(a) The probability of not obtaining a 6 on a single throw is \(\frac{5}{6}\). The probability of not obtaining a 6 for 8 consecutive throws is \(\left( \frac{5}{6} \right)^8\). Therefore, the probability that obtaining a 6 takes more than 8 throws is \(\left( \frac{5}{6} \right)^8 = 0.233\).

(b) For two dice, the probability of obtaining a pair of 6s on a single throw is \(\frac{1}{36}\). The expected number of throws to get a pair of 6s is the reciprocal of this probability, which is \(\frac{1}{\frac{1}{36}} = 36\).

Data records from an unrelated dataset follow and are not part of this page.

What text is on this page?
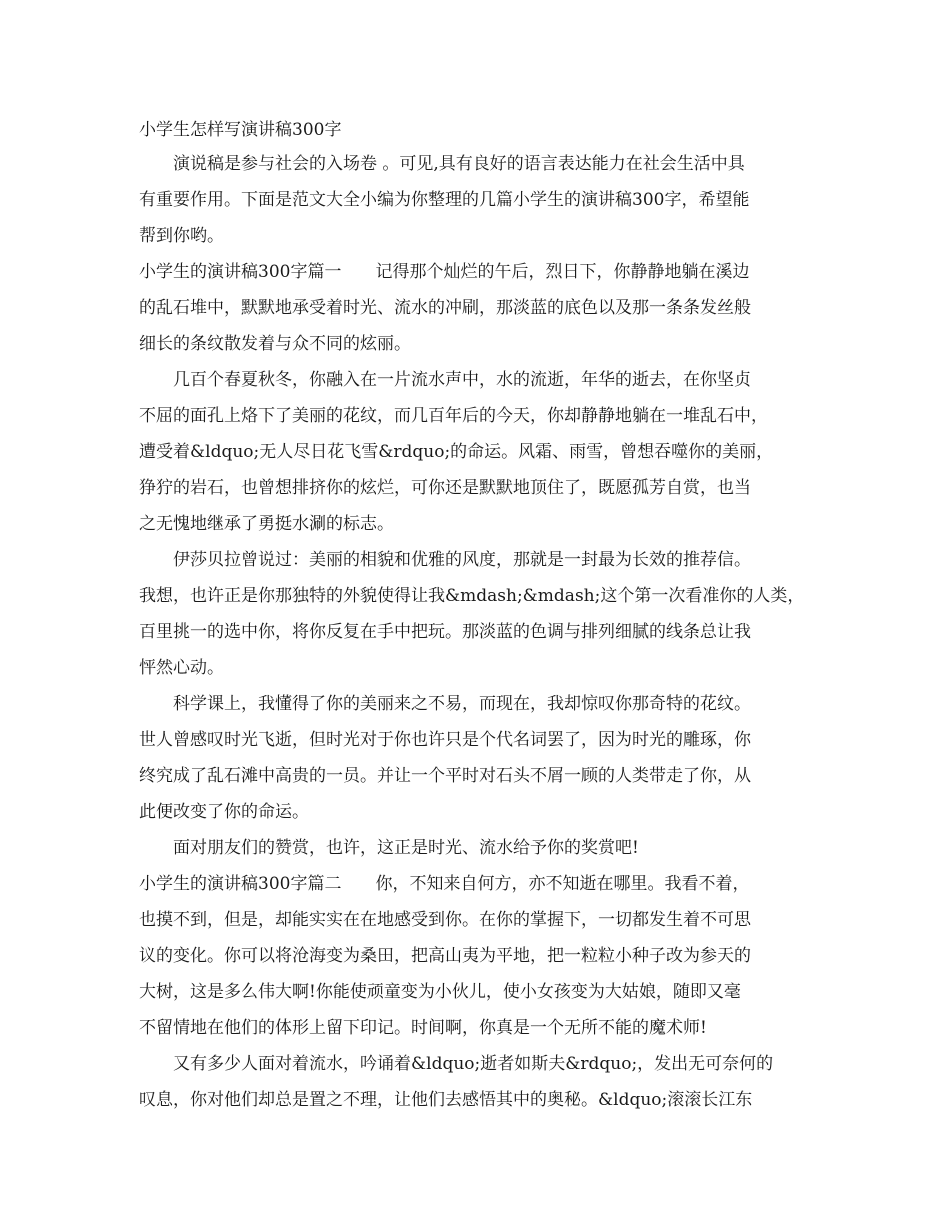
小学生怎样写演讲稿300字
　　演说稿是参与社会的入场卷 。可见,具有良好的语言表达能力在社会生活中具
有重要作用。下面是范文大全小编为你整理的几篇小学生的演讲稿300字，希望能
帮到你哟。
小学生的演讲稿300字篇一　　记得那个灿烂的午后，烈日下，你静静地躺在溪边
的乱石堆中，默默地承受着时光、流水的冲刷，那淡蓝的底色以及那一条条发丝般
细长的条纹散发着与众不同的炫丽。
　　几百个春夏秋冬，你融入在一片流水声中，水的流逝，年华的逝去，在你坚贞
不屈的面孔上烙下了美丽的花纹，而几百年后的今天，你却静静地躺在一堆乱石中，
遭受着&ldquo;无人尽日花飞雪&rdquo;的命运。风霜、雨雪，曾想吞噬你的美丽，
狰狞的岩石，也曾想排挤你的炫烂，可你还是默默地顶住了，既愿孤芳自赏，也当
之无愧地继承了勇挺水涮的标志。
　　伊莎贝拉曾说过：美丽的相貌和优雅的风度，那就是一封最为长效的推荐信。
我想，也许正是你那独特的外貌使得让我&mdash;&mdash;这个第一次看准你的人类，
百里挑一的选中你，将你反复在手中把玩。那淡蓝的色调与排列细腻的线条总让我
怦然心动。
　　科学课上，我懂得了你的美丽来之不易，而现在，我却惊叹你那奇特的花纹。
世人曾感叹时光飞逝，但时光对于你也许只是个代名词罢了，因为时光的雕琢，你
终究成了乱石滩中高贵的一员。并让一个平时对石头不屑一顾的人类带走了你，从
此便改变了你的命运。
　　面对朋友们的赞赏，也许，这正是时光、流水给予你的奖赏吧!
小学生的演讲稿300字篇二　　你，不知来自何方，亦不知逝在哪里。我看不着，
也摸不到，但是，却能实实在在地感受到你。在你的掌握下，一切都发生着不可思
议的变化。你可以将沧海变为桑田，把高山夷为平地，把一粒粒小种子改为参天的
大树，这是多么伟大啊!你能使顽童变为小伙儿，使小女孩变为大姑娘，随即又毫
不留情地在他们的体形上留下印记。时间啊，你真是一个无所不能的魔术师!
　　又有多少人面对着流水，吟诵着&ldquo;逝者如斯夫&rdquo;，发出无可奈何的
叹息，你对他们却总是置之不理，让他们去感悟其中的奥秘。&ldquo;滚滚长江东
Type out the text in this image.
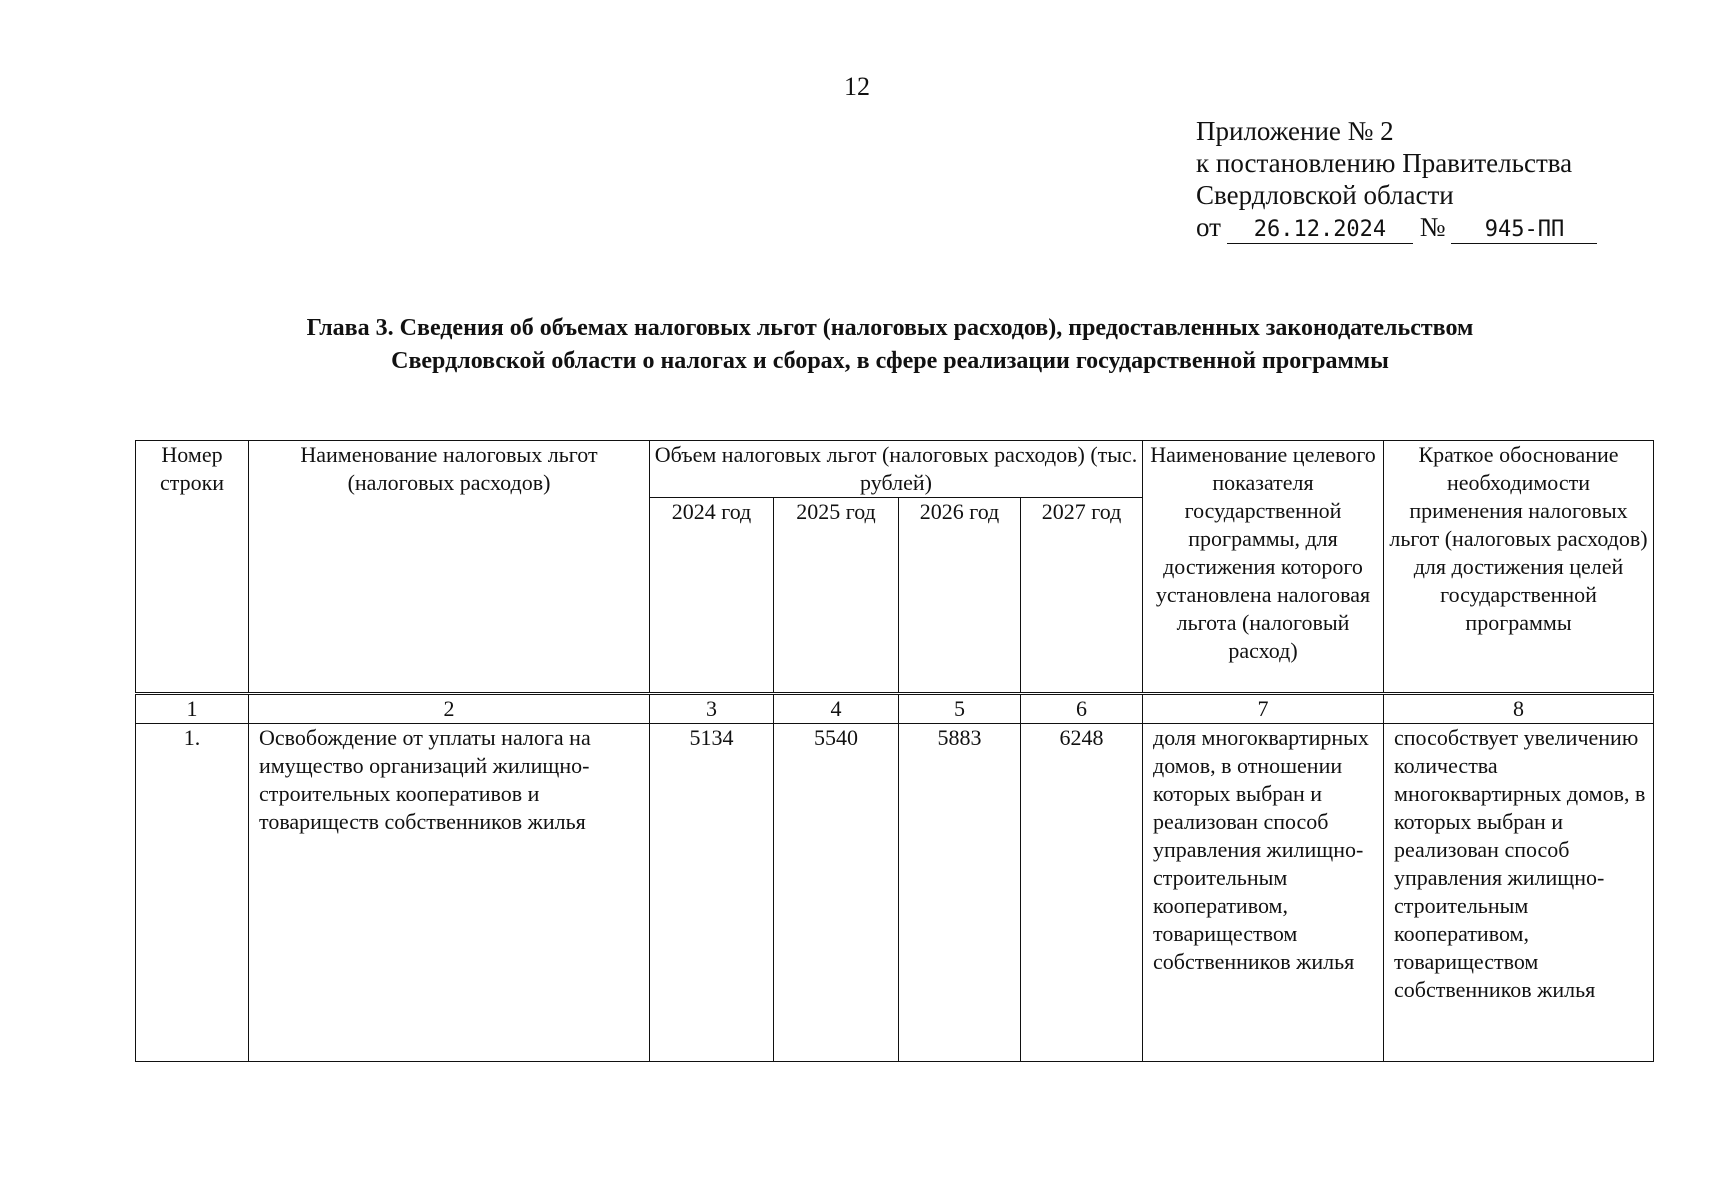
12
Приложение № 2
к постановлению Правительства
Свердловской области
от 26.12.2024 № 945-ПП
Глава 3. Сведения об объемах налоговых льгот (налоговых расходов), предоставленных законодательством
Свердловской области о налогах и сборах, в сфере реализации государственной программы
Номер строки	Наименование налоговых льгот (налоговых расходов)	Объем налоговых льгот (налоговых расходов) (тыс. рублей)				Наименование целевого показателя государственной программы, для достижения которого установлена налоговая льгота (налоговый расход)	Краткое обоснование необходимости применения налоговых льгот (налоговых расходов) для достижения целей государственной программы
		2024 год	2025 год	2026 год	2027 год		
1	2	3	4	5	6	7	8
1.	Освобождение от уплаты налога на имущество организаций жилищно-строительных кооперативов и товариществ собственников жилья	5134	5540	5883	6248	доля многоквартирных домов, в отношении которых выбран и реализован способ управления жилищно-строительным кооперативом, товариществом собственников жилья	способствует увеличению количества многоквартирных домов, в которых выбран и реализован способ управления жилищно-строительным кооперативом, товариществом собственников жилья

(c) The probability of obtaining a pair of 6s on the 10th throw is \(\left( \frac{35}{36} \right)^9 \times \frac{1}{36}\). The probability of obtaining a pair of 6s on the 11th throw is \(\left( \frac{35}{36} \right)^{10} \times \frac{1}{36}\). Therefore, the probability that obtaining a pair of 6s takes either 10 or 11 throws is \(\left( \frac{35}{36} \right)^9 \times \frac{1}{36} + \left( \frac{35}{36} \right)^{10} \times \frac{1}{36} = 0.0425\).